Tuesday, January 22, 2008
American Institute of Architects to house Dallas Center for Architecture
The center will be part of a move the AIA is making to double its office space to almost 9,000 square feet.
The Dallas Chapter of the American Institute of Architects (AIA) announced today that AIA Dallas has completed a lease to double its office space to almost 9,000 square feet at 1909 Woodall Rodgers. The space also will accommodate the new Dallas Center for Architecture, a major new initiative of AIA Dallas and other architectural groups.
“When we move this fall, it will be significant not just for the AIA Dallas, but for the neighbors in nearby Uptown, Downtown and the Arts District,” Tip Housewright, a principal with Omniplan, said. “If you want to read into this move that the AIA Dallas wants to be in the middle of everything, you would be correct.”
Mr. Housewright is the AIA Dallas board member responsible for the Dallas Center for Architecture, which is undergoing a juried design competition to be held February 2. Dallas is one of the first cities to have a Center for Architecture, in keeping with New York City, San Francisco, Philadelphia and Houston.

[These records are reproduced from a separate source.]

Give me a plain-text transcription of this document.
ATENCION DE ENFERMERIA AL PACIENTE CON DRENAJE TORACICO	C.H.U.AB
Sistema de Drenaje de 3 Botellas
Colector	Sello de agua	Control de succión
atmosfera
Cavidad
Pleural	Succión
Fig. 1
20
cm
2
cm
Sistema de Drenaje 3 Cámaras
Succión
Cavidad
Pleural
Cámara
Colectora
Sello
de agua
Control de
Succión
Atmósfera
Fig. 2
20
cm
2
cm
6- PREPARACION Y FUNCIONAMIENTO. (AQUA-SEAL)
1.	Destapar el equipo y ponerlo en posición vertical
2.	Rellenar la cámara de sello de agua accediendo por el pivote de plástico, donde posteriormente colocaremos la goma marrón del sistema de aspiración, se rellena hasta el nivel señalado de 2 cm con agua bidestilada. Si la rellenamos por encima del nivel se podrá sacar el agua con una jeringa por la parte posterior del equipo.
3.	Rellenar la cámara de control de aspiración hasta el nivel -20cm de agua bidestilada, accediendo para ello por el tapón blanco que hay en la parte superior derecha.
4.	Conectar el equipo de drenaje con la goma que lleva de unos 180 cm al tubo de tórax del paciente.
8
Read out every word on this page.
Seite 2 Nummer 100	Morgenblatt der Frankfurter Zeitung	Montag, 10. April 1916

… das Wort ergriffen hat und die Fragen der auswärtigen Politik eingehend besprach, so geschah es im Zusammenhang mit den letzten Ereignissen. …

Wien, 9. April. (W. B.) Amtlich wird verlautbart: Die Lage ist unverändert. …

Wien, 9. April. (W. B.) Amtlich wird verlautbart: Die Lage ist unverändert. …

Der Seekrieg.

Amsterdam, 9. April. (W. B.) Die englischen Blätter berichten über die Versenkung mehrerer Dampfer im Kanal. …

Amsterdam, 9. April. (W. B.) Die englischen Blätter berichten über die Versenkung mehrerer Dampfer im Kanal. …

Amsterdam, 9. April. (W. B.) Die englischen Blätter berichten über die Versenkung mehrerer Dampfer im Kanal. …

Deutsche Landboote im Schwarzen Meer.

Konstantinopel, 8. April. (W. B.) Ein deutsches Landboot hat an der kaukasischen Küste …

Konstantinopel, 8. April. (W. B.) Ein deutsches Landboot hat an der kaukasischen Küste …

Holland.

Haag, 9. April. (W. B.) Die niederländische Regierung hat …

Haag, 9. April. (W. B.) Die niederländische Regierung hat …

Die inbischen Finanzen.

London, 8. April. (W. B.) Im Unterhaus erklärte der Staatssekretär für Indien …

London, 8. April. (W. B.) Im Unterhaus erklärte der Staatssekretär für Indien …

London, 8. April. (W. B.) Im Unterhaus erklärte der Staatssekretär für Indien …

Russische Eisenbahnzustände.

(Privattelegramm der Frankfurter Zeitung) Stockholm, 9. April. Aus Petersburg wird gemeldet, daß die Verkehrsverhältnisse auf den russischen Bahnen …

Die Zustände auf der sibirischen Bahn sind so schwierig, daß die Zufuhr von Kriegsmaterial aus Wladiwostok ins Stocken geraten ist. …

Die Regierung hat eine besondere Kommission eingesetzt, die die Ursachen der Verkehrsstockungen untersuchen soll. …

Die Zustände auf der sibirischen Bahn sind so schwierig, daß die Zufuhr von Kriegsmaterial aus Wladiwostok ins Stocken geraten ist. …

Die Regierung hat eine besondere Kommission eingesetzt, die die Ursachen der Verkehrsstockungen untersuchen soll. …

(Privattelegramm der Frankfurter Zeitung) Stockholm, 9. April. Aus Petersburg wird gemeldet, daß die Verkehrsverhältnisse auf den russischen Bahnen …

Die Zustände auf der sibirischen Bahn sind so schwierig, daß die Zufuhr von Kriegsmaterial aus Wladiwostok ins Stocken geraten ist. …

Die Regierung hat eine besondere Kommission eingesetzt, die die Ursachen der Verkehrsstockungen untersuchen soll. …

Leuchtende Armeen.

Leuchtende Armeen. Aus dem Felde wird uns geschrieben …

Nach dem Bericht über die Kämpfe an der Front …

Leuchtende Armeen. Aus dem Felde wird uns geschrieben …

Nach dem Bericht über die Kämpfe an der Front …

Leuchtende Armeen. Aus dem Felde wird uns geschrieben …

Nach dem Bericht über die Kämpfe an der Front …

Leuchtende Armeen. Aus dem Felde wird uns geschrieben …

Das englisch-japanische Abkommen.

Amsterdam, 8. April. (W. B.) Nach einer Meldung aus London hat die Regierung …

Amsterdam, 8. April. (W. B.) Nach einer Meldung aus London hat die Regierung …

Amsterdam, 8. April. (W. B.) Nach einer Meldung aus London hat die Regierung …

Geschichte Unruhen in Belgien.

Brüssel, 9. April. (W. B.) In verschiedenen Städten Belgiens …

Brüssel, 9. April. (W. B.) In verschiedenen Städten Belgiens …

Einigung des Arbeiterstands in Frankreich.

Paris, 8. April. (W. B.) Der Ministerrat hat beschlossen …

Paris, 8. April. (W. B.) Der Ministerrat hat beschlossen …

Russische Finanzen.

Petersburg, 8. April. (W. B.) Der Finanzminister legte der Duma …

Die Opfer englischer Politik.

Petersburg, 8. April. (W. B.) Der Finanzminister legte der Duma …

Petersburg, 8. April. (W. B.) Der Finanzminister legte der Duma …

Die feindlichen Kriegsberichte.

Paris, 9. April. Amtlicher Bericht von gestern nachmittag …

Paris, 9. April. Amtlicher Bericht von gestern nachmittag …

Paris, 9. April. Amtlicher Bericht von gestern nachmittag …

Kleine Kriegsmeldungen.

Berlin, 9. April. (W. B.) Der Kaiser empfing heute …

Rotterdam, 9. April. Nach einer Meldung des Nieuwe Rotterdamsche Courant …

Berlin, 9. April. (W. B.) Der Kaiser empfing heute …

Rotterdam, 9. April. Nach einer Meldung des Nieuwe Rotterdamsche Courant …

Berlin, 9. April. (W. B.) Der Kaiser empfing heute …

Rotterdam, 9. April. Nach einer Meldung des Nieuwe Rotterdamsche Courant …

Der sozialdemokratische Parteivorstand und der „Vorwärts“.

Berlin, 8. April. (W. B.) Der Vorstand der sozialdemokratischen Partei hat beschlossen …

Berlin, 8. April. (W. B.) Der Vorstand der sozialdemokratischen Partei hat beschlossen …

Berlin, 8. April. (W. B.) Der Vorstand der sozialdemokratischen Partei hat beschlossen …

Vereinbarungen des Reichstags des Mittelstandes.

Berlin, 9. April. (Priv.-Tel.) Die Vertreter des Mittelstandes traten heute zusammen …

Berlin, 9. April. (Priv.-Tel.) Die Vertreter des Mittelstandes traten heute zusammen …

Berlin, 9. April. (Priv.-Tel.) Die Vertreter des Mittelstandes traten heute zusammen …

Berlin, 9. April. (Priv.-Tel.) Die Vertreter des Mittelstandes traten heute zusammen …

“There couldn’t be a better location in Dallas for the Center. Visitors to the city, students, anyone who appreciates architecture will be able to visit the Dallas Center for Architecture, and we will be within walking distance of some great buildings, including the Center for the Performing Arts, the new Hunt building, One Arts Plaza and even the 1942 Mercantile Tower,” Mr. Housewright said. “The AIA will be providing resources, exhibits and gallery space which will help explain the growth of Dallas, the history of some of these buildings, the role of architects and much more."
Speaking on behalf of Takeharu Miyama, who purchased 1909 Woodall Rodgers last year, Sawako Miyama, Mr. Miyama’s daughter said, "The Dallas AIA and Center for Architecture are exactly the kind of tenants that we had hoped for in the ground-floor space at 1909 Woodall Rodgers. We know that our building is in such a unique location and we think our position directly facing the future Woodall Rodgers Park and the Dallas Museum of Art will make a beautiful home for the AIA.
“We know that AIA is a very forward-thinking group and their relocation to our building proves the central core of Dallas (Downtown and Uptown) is becoming more attractive to all types of businesses and organizations,” she added.
According to Mr. Housewright, “When the AIA Dallas Facilities Committee responsible for the move sat down with Eliza Solender, a broker from the commercial real estate company Solender/Hall, Inc., Eliza asked us what would be our ‘dream’ location. And of course we said the ‘Arts District,’ never believing that we would find any space that would work for us there.”
Ms. Solender, who represented AIA Dallas in the transaction with Tom Solender and Raquel Barrientos also of Solender/Hall, said that Manny Ybarra, Matt Wieser and Nick Clark at Pillar Commercial, who lease 1909 Woodall Rodgers, were a great team. “Non-profit groups often have unique needs, and Pillar was very supportive at every step in the process,” she said.
Paula Clements, executive director for AIA Dallas, said that the addition of the Woodall Rodgers Park makes the entire package complete. “When the Park is finished it will be an amazing triumph right outside our front window,” she said. “We believe our members and guests will even enjoy having a front row seat during the construction phase.”
Bill Lively, president and CEO of the Dallas Center for the Performing Arts, said he very much welcomes the AIA to the area and thinks they will be a great addition.
Mr. Lively said, “It is fitting for AIA to move its office to a Dallas neighborhood where innovative architecture is a defining characteristic. With the opening of the Dallas Center for the Performing Arts in 2009, Dallas will have the distinction of being the only city in the world with four buildings designed by Pritzker Prize-winning architects located in one contiguous block, including two of the Center’s venues— the Margot and Bill Winspear Opera House designed by Norman Foster and the Dee and Charles Wyly Theatre, designed by Joshua Prince-Ramus and Pritzker Prize-winner Rem Koolhaas—as well as the Nasher Sculpture Center designed by Renzo Piano and The Morton H. Meyerson Symphony Center designed by I.M. Pei.”
Mr. Housewright said that the recent announcement by the Dallas Museum of Nature & Science designed by 2005 Pritzker Prize winner Thom Mayne which will begin construction in Victory Park two blocks away, “is further evidence of the strategic selection by AIA Dallas of its new home.”
Jody Grant, chair of the Woodall Rodgers Park Foundation and chair and CEO of Texas Capital Bancshares, said “We are thrilled that the AIA believes in the vision of Woodall Rodgers Park, and their choice of location is confirmation that this Park is going to draw new energy to the area. We look forward to the day when visitors can stop by the AIA’s Galleries and Center for Architecture for an introduction to the District, and then stroll through the Park on their way to tour the beautiful museums and performance halls.”
Ms. Clements said the AIA Dallas staff is excited and pleased about the new offices. She added that “Launching the Dallas Center for Architecture gives us the opportunity to expand programming for the membership and public. We anticipate working closely with like-minded architectural centers around the country to bring quality exhibits and innovative programs to Dallas.”